If re-evaluation shows the existing dataset no longer meets the tightened bar, you have two options: raise the ship gate’s min_score to reflect the new bar, or add more items to the dataset that demonstrate the new expected behavior before re-promoting.

Note.The distinction matters for tuning-signal quality. Schema-version tags keep a mix of v1 and v2 response shapes out of the same tuning set. Requirement changes leave version unchanged so the full production history of the operation contributes, not just calls made after the rubric was tightened.

Ship gates

Ship gates are per-operation rules that block dataset promotion until quality thresholds are met. Each gate binds an evaluator to a minimum score.

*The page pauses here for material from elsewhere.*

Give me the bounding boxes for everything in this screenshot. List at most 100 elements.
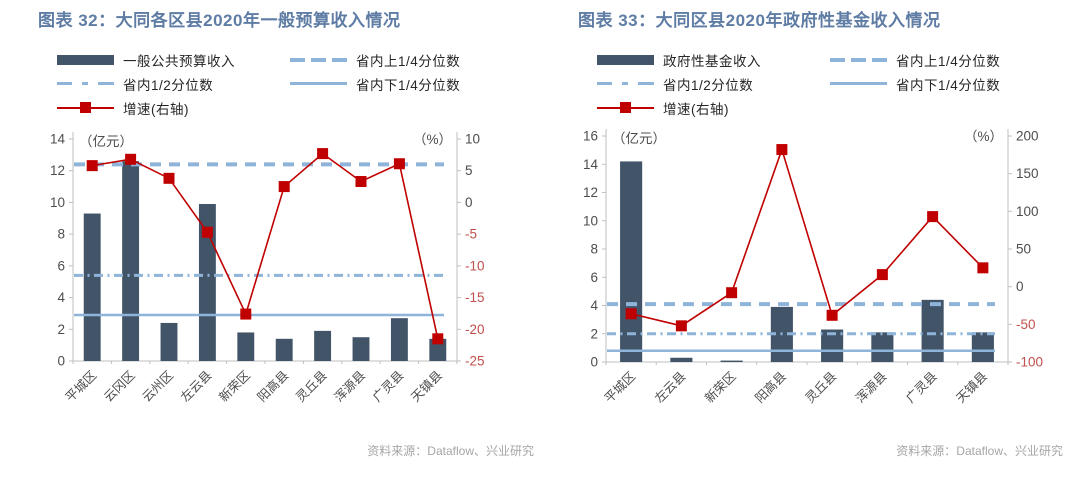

typescriptawait client.operations.create({
  key: "summarize_ticket",
  name: "Support ticket summary",
  output_schema: { /* ... */ },
  ship_gates: [
    { evaluator_id: "ev_regex_pii",     min_score: 1.0  },  // zero tolerance
    { evaluator_id: "ev_judge_quality", min_score: 0.88 },  // tightened from 0.85
  ],
});

Promotion is atomic: all gates must pass. A failed gate raises ShipGatesUnmetError with the failing gates and their actual scores attached:

json// Promotion blocked — response body:
{
  "error": "ship_gates_unmet",
  "failedGates": [
    {
      "evaluator_id": "ev_judge_quality",
      "score": 0.83,
      "min_score": 0.88
    }
  ]
}

The standard CI pattern is to run an evaluation on every release branch and block promotion — and therefore opt-in tuning — until all gates pass. Gates are intended to be tightened over time as quality improves, never loosened.